The compound rh-IFN alpha-2a-NGR can inhibit tumor angiogenesis and could be used for targeted therapy. In the present study, double antibody sandwich ELISA analysis was used to determine the concentration of rh-IFN alpha-2a-NGR in serum after intramuscular administration of various dosages to mice, rats and monkeys.
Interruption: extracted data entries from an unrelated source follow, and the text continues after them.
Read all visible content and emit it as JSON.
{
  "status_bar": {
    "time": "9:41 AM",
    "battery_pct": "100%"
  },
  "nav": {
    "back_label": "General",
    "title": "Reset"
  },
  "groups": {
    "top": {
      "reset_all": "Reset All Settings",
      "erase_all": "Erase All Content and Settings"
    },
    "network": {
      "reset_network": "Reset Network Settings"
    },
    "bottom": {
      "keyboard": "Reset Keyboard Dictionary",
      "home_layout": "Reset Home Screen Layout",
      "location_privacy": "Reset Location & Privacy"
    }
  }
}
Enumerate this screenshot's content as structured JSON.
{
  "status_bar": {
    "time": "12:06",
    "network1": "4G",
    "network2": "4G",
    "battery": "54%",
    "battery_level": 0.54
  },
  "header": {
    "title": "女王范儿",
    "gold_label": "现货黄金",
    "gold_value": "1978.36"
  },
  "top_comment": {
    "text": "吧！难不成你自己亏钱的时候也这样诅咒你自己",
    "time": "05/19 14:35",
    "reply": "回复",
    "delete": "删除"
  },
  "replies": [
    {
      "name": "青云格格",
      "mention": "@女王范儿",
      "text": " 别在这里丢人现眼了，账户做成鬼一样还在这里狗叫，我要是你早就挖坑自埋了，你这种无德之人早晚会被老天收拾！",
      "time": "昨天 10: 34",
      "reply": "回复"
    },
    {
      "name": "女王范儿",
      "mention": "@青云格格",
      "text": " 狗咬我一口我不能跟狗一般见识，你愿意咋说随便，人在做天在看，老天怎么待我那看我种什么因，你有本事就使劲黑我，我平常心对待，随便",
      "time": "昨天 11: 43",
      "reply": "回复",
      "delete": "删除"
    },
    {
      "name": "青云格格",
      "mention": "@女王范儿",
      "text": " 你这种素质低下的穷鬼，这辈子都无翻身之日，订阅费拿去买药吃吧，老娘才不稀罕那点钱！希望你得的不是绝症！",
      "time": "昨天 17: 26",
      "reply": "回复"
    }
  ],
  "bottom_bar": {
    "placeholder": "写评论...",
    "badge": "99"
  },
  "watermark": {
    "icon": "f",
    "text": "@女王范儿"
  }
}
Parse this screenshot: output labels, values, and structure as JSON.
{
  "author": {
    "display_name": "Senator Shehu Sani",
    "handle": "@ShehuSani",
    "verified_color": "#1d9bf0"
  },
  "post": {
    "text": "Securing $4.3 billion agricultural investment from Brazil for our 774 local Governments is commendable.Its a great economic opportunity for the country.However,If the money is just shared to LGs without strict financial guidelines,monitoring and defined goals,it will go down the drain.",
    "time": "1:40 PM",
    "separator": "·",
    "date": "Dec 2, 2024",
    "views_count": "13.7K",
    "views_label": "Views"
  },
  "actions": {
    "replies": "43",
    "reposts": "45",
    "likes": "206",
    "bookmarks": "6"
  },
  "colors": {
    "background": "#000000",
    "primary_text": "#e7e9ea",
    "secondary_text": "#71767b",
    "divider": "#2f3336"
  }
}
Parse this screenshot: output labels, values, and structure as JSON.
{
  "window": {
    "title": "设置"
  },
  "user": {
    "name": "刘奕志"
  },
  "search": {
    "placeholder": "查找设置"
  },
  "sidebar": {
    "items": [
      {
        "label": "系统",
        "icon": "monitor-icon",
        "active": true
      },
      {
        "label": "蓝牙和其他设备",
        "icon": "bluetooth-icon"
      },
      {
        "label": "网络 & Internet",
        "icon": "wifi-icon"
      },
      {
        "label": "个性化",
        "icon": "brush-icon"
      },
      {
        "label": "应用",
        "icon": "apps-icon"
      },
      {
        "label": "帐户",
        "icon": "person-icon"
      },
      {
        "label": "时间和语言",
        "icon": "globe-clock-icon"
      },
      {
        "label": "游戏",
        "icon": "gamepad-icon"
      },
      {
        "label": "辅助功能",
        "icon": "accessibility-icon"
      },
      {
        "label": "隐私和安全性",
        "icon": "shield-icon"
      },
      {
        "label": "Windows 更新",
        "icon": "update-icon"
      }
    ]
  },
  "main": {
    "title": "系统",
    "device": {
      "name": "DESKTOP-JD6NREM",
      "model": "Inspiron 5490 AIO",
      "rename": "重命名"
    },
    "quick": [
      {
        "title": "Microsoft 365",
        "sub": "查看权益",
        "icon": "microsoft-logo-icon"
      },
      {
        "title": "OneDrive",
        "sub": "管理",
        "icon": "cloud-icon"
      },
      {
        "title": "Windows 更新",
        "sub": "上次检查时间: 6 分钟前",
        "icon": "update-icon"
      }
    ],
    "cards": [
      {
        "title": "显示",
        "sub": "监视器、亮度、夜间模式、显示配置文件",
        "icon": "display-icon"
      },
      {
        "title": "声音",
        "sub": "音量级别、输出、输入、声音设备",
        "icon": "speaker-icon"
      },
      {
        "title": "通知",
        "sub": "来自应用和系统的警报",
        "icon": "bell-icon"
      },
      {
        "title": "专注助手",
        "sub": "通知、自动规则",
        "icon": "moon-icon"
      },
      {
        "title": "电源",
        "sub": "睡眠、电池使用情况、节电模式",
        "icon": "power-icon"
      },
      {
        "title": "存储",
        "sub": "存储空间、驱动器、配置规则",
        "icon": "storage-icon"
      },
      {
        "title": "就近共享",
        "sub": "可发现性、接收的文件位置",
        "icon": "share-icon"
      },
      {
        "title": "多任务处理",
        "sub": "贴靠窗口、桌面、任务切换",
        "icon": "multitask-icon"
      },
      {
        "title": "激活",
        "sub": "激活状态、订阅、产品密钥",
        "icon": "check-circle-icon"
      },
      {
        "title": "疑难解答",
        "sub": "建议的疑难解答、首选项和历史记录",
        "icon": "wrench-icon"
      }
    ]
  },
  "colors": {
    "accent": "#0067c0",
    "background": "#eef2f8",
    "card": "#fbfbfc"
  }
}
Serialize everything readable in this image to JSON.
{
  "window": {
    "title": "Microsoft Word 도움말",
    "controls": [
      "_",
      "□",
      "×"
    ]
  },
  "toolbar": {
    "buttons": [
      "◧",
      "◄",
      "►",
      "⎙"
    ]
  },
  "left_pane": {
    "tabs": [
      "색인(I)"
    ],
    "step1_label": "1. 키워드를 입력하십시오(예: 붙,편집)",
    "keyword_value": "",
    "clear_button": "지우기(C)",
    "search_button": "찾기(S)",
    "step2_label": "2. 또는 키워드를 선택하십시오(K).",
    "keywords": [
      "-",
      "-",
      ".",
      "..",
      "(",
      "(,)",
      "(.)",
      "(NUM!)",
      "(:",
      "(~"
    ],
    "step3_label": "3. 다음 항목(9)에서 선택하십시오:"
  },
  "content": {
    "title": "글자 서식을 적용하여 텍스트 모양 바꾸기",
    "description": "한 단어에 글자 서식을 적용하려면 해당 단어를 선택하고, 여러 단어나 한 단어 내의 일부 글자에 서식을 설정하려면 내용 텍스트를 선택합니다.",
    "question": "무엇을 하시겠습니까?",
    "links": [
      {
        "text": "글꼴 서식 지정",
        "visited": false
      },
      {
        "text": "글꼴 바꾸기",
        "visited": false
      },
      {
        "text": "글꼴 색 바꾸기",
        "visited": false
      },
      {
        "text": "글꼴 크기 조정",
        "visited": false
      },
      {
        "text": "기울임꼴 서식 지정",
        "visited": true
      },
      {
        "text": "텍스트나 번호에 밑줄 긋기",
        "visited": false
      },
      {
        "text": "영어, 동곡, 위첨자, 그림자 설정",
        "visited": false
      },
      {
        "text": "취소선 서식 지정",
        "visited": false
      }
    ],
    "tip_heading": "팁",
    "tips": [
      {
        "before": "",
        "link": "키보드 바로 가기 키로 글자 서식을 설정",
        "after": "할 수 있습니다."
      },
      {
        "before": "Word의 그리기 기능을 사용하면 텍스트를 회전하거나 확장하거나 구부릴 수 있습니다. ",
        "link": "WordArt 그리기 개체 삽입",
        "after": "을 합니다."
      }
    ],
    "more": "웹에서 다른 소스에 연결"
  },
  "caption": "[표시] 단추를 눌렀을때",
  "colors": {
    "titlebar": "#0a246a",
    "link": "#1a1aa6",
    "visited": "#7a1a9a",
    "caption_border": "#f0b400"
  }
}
The results showed that the pharmacokinetic properties of rh-IFN alpha 2a-NGR after i.m. administration to mice, rats and monkeys were consistent with a one-compartment open model. The main pharmacokinetic parameters in mice (9.36 mu g/kg), rats (4.68 mu g/kg) and monkeys (2.34 mu g/kg) after i.m. rh-IFN alpha 2a-NGR were as follows: T(peak) was 0.49, 1.65 and 3.60 h, C(max) was 3030.20, 654.49 and 268.13 ng/L, t(1/2) was 0.39, 4.52 and 2.70h, and AUC((0-infinity)) was 4197.65, 5784.58 and 2622.06 ng/L.h, respectively. Also, mice, rats and monkeys had their own distinct metabolic characteristics. These data would provide references for further clinical pharmacokinetic study of rh-IFN alpha 2a-NGR.